Амелия хмурится ещё секунду, потом решительно вытирает слёзы и кивает:
— Зови нянюшку!
Тихой тенью Вероника выскальзывает за дверь, босиком бежит по ковровой дорожке до комнатки Ганны, стучит в дверь:
— Nourrice, милая, срочно к Амелии! — и, дождавшись ответного «Иду!», торопится дальше, туда, откуда слышатся мужские голоса.
Она спускается в холл и сталкивается с Натали, испуганной пухленькой горничной. Белый передник Натали залит кофе, на подносе жалобно звякают две разбитые и три уцелевшие чашки из нежного розового фарфора. Руки горничной так сильно дрожат, что Вероника забирает у неё поднос.
— Натали, что случилось? — спрашивает она мягко.
— Война, — еле слышно выдыхает та.
— Какая война, что ты несёшь? — возмущённо восклицает Вероника, ставит поднос на пол у ног Натали и бежит в прихожую со всех ног.
В просторной прихожей сейчас не протолкнуться. Полицейские в серо-голубых мундирах вносят и расставляют вдоль стен какие-то ящики, Ивонн мечется между ними и причитает:
— О, только не возле этой портьеры! Вы знаете, сколько лет этой ткани? Нет-нет, здесь не ставить, несите дальше! Боже милостивый, что ж вы с коврами делаете?!

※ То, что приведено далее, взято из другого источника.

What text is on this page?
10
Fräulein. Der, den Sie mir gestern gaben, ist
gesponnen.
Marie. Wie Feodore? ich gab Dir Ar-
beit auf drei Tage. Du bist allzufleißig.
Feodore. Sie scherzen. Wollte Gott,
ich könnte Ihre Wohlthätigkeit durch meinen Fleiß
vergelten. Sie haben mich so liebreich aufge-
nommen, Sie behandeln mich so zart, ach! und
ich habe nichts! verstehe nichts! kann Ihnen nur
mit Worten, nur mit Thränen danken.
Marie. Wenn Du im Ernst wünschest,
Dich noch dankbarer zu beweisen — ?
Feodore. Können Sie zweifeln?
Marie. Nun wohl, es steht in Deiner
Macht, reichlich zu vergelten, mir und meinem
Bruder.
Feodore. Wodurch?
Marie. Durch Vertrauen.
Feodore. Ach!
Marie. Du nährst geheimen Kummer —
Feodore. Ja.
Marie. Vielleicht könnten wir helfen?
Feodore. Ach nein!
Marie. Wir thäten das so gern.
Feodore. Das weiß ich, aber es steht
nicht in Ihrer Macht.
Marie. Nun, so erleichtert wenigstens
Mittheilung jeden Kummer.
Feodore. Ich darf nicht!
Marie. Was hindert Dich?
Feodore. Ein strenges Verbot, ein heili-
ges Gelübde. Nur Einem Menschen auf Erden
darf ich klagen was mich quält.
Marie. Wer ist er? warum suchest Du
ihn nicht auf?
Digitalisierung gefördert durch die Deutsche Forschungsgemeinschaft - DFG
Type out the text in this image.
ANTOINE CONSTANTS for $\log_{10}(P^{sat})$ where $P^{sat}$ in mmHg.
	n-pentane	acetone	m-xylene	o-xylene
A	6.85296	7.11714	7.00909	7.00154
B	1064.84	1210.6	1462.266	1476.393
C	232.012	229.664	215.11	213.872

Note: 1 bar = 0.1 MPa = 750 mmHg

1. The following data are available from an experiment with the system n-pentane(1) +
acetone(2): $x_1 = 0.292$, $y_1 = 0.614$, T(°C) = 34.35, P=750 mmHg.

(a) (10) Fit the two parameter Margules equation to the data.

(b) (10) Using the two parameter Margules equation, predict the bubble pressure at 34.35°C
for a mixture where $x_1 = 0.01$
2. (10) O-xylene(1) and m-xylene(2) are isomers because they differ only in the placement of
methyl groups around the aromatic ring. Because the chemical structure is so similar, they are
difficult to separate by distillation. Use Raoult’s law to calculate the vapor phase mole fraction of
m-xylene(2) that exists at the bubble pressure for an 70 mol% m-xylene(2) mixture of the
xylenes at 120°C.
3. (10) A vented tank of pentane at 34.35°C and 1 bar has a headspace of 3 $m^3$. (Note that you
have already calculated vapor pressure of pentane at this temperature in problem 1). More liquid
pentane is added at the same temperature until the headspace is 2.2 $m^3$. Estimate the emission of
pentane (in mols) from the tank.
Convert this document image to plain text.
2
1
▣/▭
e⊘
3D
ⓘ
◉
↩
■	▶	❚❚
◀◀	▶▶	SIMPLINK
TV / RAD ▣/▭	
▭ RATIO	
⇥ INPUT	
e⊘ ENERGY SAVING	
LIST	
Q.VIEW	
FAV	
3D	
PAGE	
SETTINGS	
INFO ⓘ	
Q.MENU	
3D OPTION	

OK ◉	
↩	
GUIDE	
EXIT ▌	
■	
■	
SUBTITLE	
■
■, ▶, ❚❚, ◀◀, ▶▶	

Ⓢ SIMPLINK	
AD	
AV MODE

Бастиан, Фабьен и невысокий полицейский — плотный, с нервным лицом и зачёсанными назад почти чёрными волосами — что-то оживлённо обсуждают за принесённым в прихожую столом. Бастиан грязен, от него несёт гарью и немытым телом, глаза блестят, как в лихорадке. Вероника осторожно подходит, тихонько здоровается и прислушивается к разговору. К счастью, на неё никто не обращает внимания.
— Вы видели это сами! — почти кричит Бастиан, нависая над полицейским чином. — Эта машина — сама по себе оружие! Если такая влетит в ворота Ядра, она снесёт решётку к чёртовой матери!
— Видел, — спокойным приятным баритоном отвечает полицейский. — И прекрасно понимаю, что этот аппарат собрали где-то прямо под нашим носом. Я распорядился прочесать все пустующие ангары Третьего Круга. Скорее всего, машина не одна. Ворота КПП были открыты, охранников мои люди не нашли. Либо убиты, либо они на стороне мятежников.